Fed’s Williams: Makes sense to ease policy a little bit to support jobs
New York Fed President John Williams said overnight that it made sense for the central bank to ease policy “a little bit” to reduce restrictiveness to support the labor market while maintaining downward pressure on inflation.
Williams acknowledged progress toward the 2% inflation target but cautioned that more work remains. He underscored the Fed’s dual mandate, stressing the need to avoid “undue harm” to employment at a time when job creation has been gradually weakening. “I don’t want to see that go too far,” he said.
Encouragingly, Williams noted that some inflation worries have eased “”The tariff effects have been smaller than most people thought, and there doesn’t seem to be any signs of inflationary pressures building,” he noted.
Fed’s Musalem open to cuts but urges cautions
St. Louis Fed President Alberto Musalem said monetary policy is now “somewhere between modestly restrictive and neutral.”

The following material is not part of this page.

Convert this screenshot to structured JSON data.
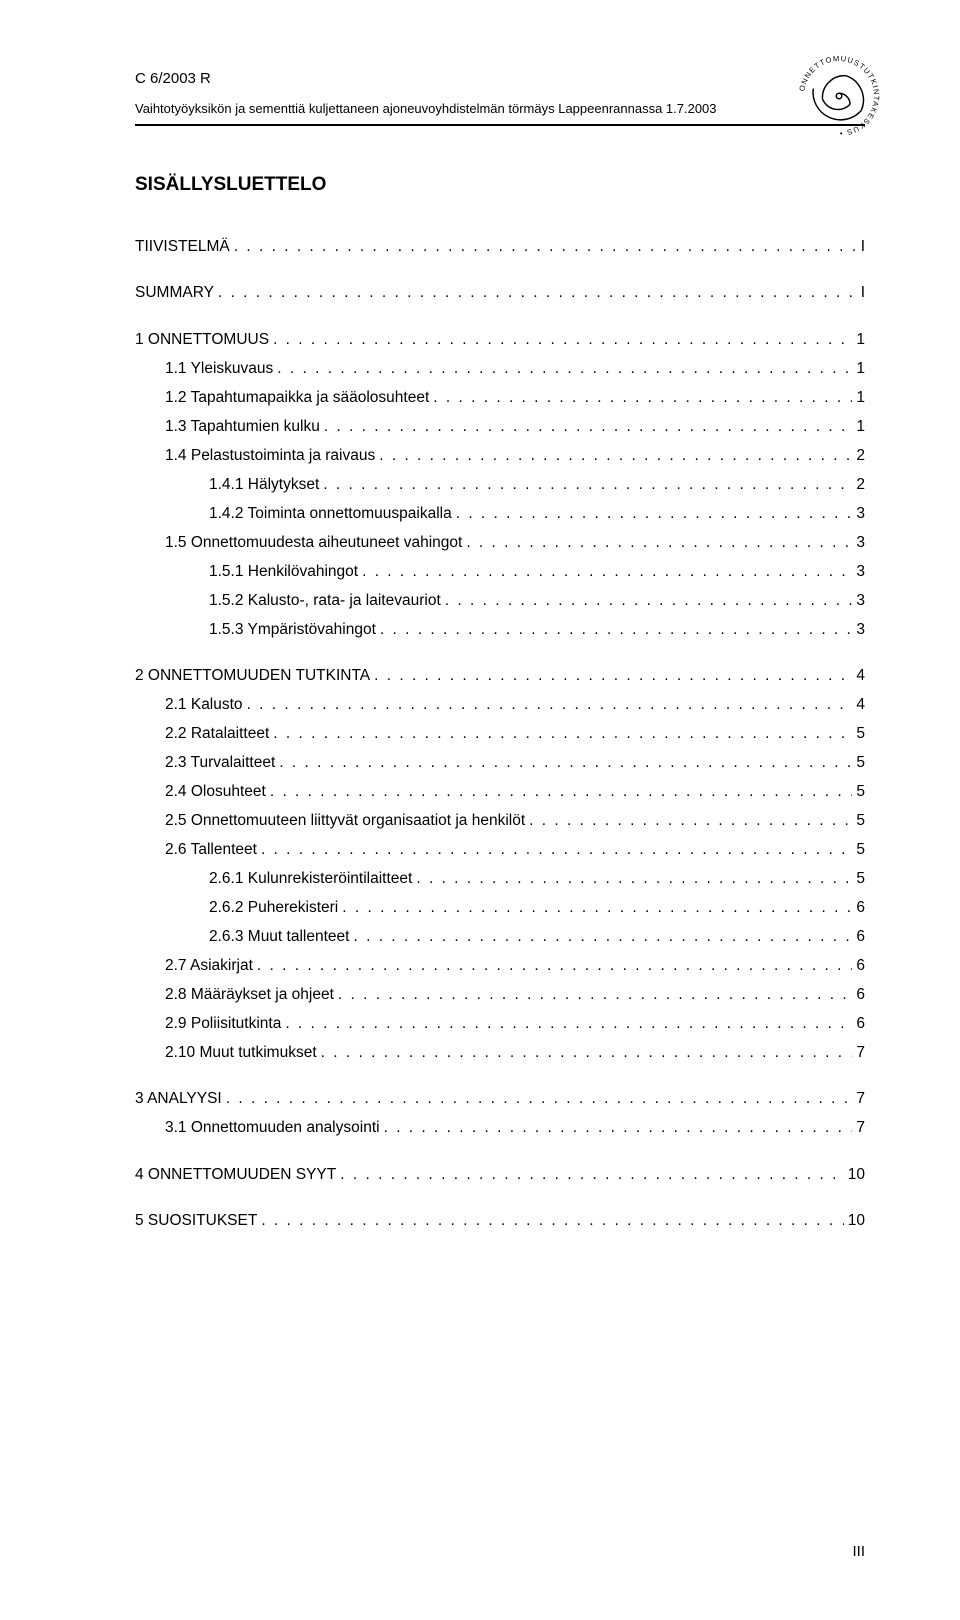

Musalem, who votes on policy this year, said he is “open minded” to further rate cuts but stressed that caution is needed. With limited room before policy turns “overly accommodative”, he signaled the Fed should proceed carefully.
AUD/USD Daily Report
Daily Pivots: (S1) 0.6555; (P) 0.6568; (R1) 0.6589; More...
Focus is back on 0.6627 resistance in AUD/USD with current extended rebound. Break there will suggest that pullback from 0.6706 has completed as correction, after drawing support from 55 D EMA (now at 0.6546). That will keep the larger rally from 0.5913 alive and bring retest of 0.6706 high. However, on the downside, sustained trading below 55 D EMA will confirm rejection by 0.6713 fibonacci resistance, and bring deeper fall to 0.6413 cluster support (38.2% retracement of 0.5913 to 0.6706 at 0.6403).
In the bigger picture, there is no clear sign that down trend from 0.8006 (2021 high) has completed. Rebound from 0.5913 is seen as a corrective move. Outlook will remain bearish as long as 38.2% retracement of 0.8006 to 0.5913 at 0.6713 holds. Nevertheless, considering bullish convergence condition in W MACD, sustained break of 0.6713 will be a strong sign of bullish trend reversal, and pave the way to 0.6941 structural resistance for confirmation.